BTW this is the fixed version, I had no time to erase the unnecessary details of finding the left side, etc… But the important part is fixed.

trijeet · April 15, 2021, 6:18pm

Thanks for reporting. It is updated now.
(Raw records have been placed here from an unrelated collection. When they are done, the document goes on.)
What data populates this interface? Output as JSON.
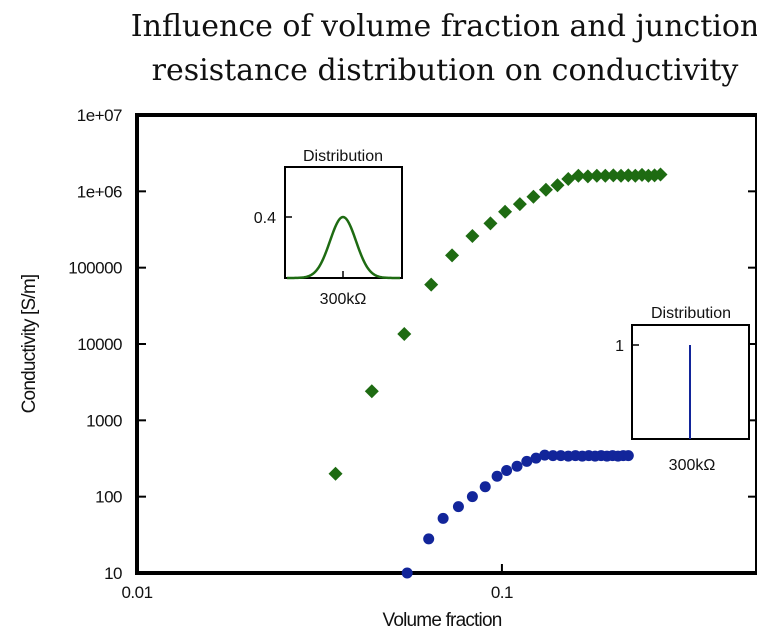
{
  "chart_data": {
    "type": "scatter",
    "title": [
      "Influence of volume fraction and junction",
      "resistance distribution on conductivity"
    ],
    "xlabel": "Volume fraction",
    "ylabel": "Conductivity [S/m]",
    "xscale": "log",
    "yscale": "log",
    "xlim": [
      0.01,
      0.5
    ],
    "ylim": [
      10,
      10000000
    ],
    "x_ticks": [
      {
        "value": 0.01,
        "label": "0.01"
      },
      {
        "value": 0.1,
        "label": "0.1"
      }
    ],
    "y_ticks": [
      {
        "value": 10,
        "label": "10"
      },
      {
        "value": 100,
        "label": "100"
      },
      {
        "value": 1000,
        "label": "1000"
      },
      {
        "value": 10000,
        "label": "10000"
      },
      {
        "value": 100000,
        "label": "100000"
      },
      {
        "value": 1000000,
        "label": "1e+06"
      },
      {
        "value": 10000000,
        "label": "1e+07"
      }
    ],
    "series": [
      {
        "color": "#1e6b12",
        "marker": "diamond",
        "x": [
          0.035,
          0.044,
          0.054,
          0.064,
          0.073,
          0.083,
          0.093,
          0.102,
          0.112,
          0.122,
          0.132,
          0.142,
          0.152,
          0.162,
          0.172,
          0.182,
          0.192,
          0.202,
          0.212,
          0.222,
          0.232,
          0.242,
          0.252,
          0.262,
          0.272
        ],
        "y": [
          200,
          2400,
          13500,
          60000,
          145000,
          260000,
          380000,
          540000,
          680000,
          850000,
          1050000,
          1200000,
          1450000,
          1600000,
          1570000,
          1600000,
          1600000,
          1620000,
          1600000,
          1620000,
          1600000,
          1640000,
          1600000,
          1620000,
          1660000
        ]
      },
      {
        "color": "#12259a",
        "marker": "circle",
        "x": [
          0.055,
          0.063,
          0.069,
          0.076,
          0.083,
          0.09,
          0.097,
          0.103,
          0.11,
          0.117,
          0.124,
          0.131,
          0.138,
          0.145,
          0.152,
          0.159,
          0.166,
          0.173,
          0.18,
          0.187,
          0.194,
          0.201,
          0.208,
          0.215,
          0.222
        ],
        "y": [
          10,
          28,
          52,
          74,
          100,
          135,
          185,
          220,
          250,
          290,
          320,
          350,
          345,
          345,
          340,
          345,
          340,
          345,
          340,
          345,
          340,
          345,
          340,
          345,
          345
        ]
      }
    ],
    "insets": [
      {
        "title": "Distribution",
        "ytick": "0.4",
        "xtick": "300kΩ",
        "curve": "gaussian",
        "color": "#1e6b12"
      },
      {
        "title": "Distribution",
        "ytick": "1",
        "xtick": "300kΩ",
        "curve": "delta",
        "color": "#12259a"
      }
    ]
  }
}
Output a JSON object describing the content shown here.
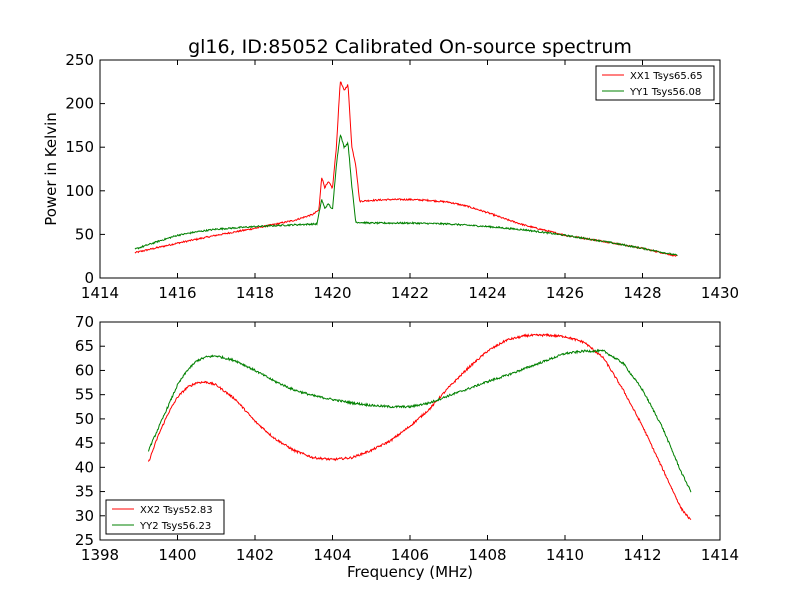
{
  "figure": {
    "title": "gl16, ID:85052 Calibrated On-source spectrum"
  },
  "chart_data": [
    {
      "type": "line",
      "xlabel": "",
      "ylabel": "Power in Kelvin",
      "xlim": [
        1414,
        1430
      ],
      "ylim": [
        0,
        250
      ],
      "xticks": [
        1414,
        1416,
        1418,
        1420,
        1422,
        1424,
        1426,
        1428,
        1430
      ],
      "yticks": [
        0,
        50,
        100,
        150,
        200,
        250
      ],
      "legend_position": "top-right",
      "grid": false,
      "series": [
        {
          "name": "XX1 Tsys65.65",
          "color": "#ff0000",
          "x": [
            1414.9,
            1416,
            1417,
            1418,
            1419,
            1419.5,
            1419.65,
            1419.72,
            1419.8,
            1419.9,
            1420.0,
            1420.1,
            1420.2,
            1420.3,
            1420.4,
            1420.5,
            1420.6,
            1420.7,
            1421,
            1421.5,
            1422,
            1422.5,
            1423,
            1423.5,
            1424,
            1424.5,
            1425,
            1426,
            1427,
            1428,
            1428.9
          ],
          "y": [
            29,
            40,
            49,
            57,
            66,
            73,
            78,
            116,
            104,
            110,
            103,
            150,
            226,
            215,
            222,
            150,
            130,
            88,
            89,
            90,
            90,
            89,
            87,
            82,
            75,
            67,
            60,
            49,
            42,
            34,
            25
          ]
        },
        {
          "name": "YY1 Tsys56.08",
          "color": "#008000",
          "x": [
            1414.9,
            1415.5,
            1416,
            1416.5,
            1417,
            1418,
            1419,
            1419.6,
            1419.72,
            1419.8,
            1419.9,
            1420.0,
            1420.1,
            1420.2,
            1420.3,
            1420.4,
            1420.5,
            1420.6,
            1421,
            1422,
            1423,
            1424,
            1425,
            1426,
            1427,
            1428,
            1428.9
          ],
          "y": [
            33,
            42,
            49,
            53,
            56,
            59,
            61,
            62,
            90,
            80,
            85,
            78,
            130,
            165,
            150,
            155,
            105,
            64,
            63,
            63,
            62,
            59,
            55,
            49,
            42,
            34,
            26
          ]
        }
      ]
    },
    {
      "type": "line",
      "xlabel": "Frequency (MHz)",
      "ylabel": "",
      "xlim": [
        1398,
        1414
      ],
      "ylim": [
        25,
        70
      ],
      "xticks": [
        1398,
        1400,
        1402,
        1404,
        1406,
        1408,
        1410,
        1412,
        1414
      ],
      "yticks": [
        25,
        30,
        35,
        40,
        45,
        50,
        55,
        60,
        65,
        70
      ],
      "legend_position": "bottom-left",
      "grid": false,
      "series": [
        {
          "name": "XX2 Tsys52.83",
          "color": "#ff0000",
          "x": [
            1399.25,
            1399.5,
            1399.75,
            1400,
            1400.25,
            1400.5,
            1400.75,
            1401,
            1401.5,
            1402,
            1402.5,
            1403,
            1403.5,
            1404,
            1404.5,
            1405,
            1405.5,
            1406,
            1406.5,
            1407,
            1407.5,
            1408,
            1408.5,
            1409,
            1409.5,
            1410,
            1410.5,
            1411,
            1411.5,
            1412,
            1412.5,
            1413,
            1413.25
          ],
          "y": [
            41,
            46.5,
            51,
            54.5,
            56.5,
            57.5,
            57.6,
            57,
            54,
            49.5,
            46,
            43.5,
            42,
            41.6,
            42,
            43.5,
            45.5,
            48.5,
            52,
            56.5,
            60.5,
            64,
            66.3,
            67.2,
            67.3,
            67,
            65.8,
            62.5,
            56,
            48.5,
            40,
            31.5,
            29
          ]
        },
        {
          "name": "YY2 Tsys56.23",
          "color": "#008000",
          "x": [
            1399.25,
            1399.5,
            1399.75,
            1400,
            1400.25,
            1400.5,
            1400.75,
            1401,
            1401.5,
            1402,
            1402.5,
            1403,
            1403.5,
            1404,
            1404.5,
            1405,
            1405.5,
            1406,
            1406.5,
            1407,
            1407.5,
            1408,
            1408.5,
            1409,
            1409.5,
            1410,
            1410.5,
            1411,
            1411.5,
            1412,
            1412.5,
            1413,
            1413.25
          ],
          "y": [
            43.5,
            48,
            52.5,
            57,
            60,
            62,
            62.8,
            63,
            62,
            60,
            57.8,
            56,
            54.8,
            54,
            53.3,
            52.8,
            52.5,
            52.5,
            53.3,
            54.8,
            56.2,
            57.7,
            59,
            60.5,
            62,
            63.5,
            64,
            64,
            61.5,
            56,
            48.5,
            39,
            35
          ]
        }
      ]
    }
  ]
}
Can you please confirm?
Apologies for the issue.

cubefreak777 · April 15, 2021, 6:18pm

You can use the property that trees don’t have cycles to your advantage.
This should give a fair idea.

CODE

int n,m ,a[mxN],d[mxN];
vt<ar<int,2>>adj[mxN] ;
vt<int>sp,e ;
void dfs(int v,int p){
	EACH(y,adj[v]){
		int x = y[1] ;
		if(x==p)
			continue  ;
		d[x]=d[v]+1 ;
		a[x]=a[v]+d[x]*y[0] ;
		if(sz(adj[x])==1)
			sp.pb(x)  ;
		dfs(x,v) ;
	}
}
void solve(){
	read(n,m) ;
	FOR(m){
		int x ;read(x) ;
		e.pb(x) ;
	}
	FOR(n-1){
		int x,y,z;read(x,y,z)  ;
		adj[x].pb({z,y}) ;
		adj[y].pb({z,x}) ;
	}
	dfs(1,0) ;
	sort(all(sp),[&](const int &i,const int &j){
		return a[i]<a[j] ;
	}) ;
	multiset<int>b(all(e)) ;
	int ans =0 ;
	EACH(x,sp){
		auto it = b.lower_bound(a[x]) ;
		if(it==b.end())
			break ;
		ans++ ;
		b.erase(it) ;
	}
	print(ans) ;
	mems(d,0) ;
	mems(a,0) ;
	sp.clear() ;
	e.clear() ;
	FOR(i,n+2)
		adj[i].clear() ;
}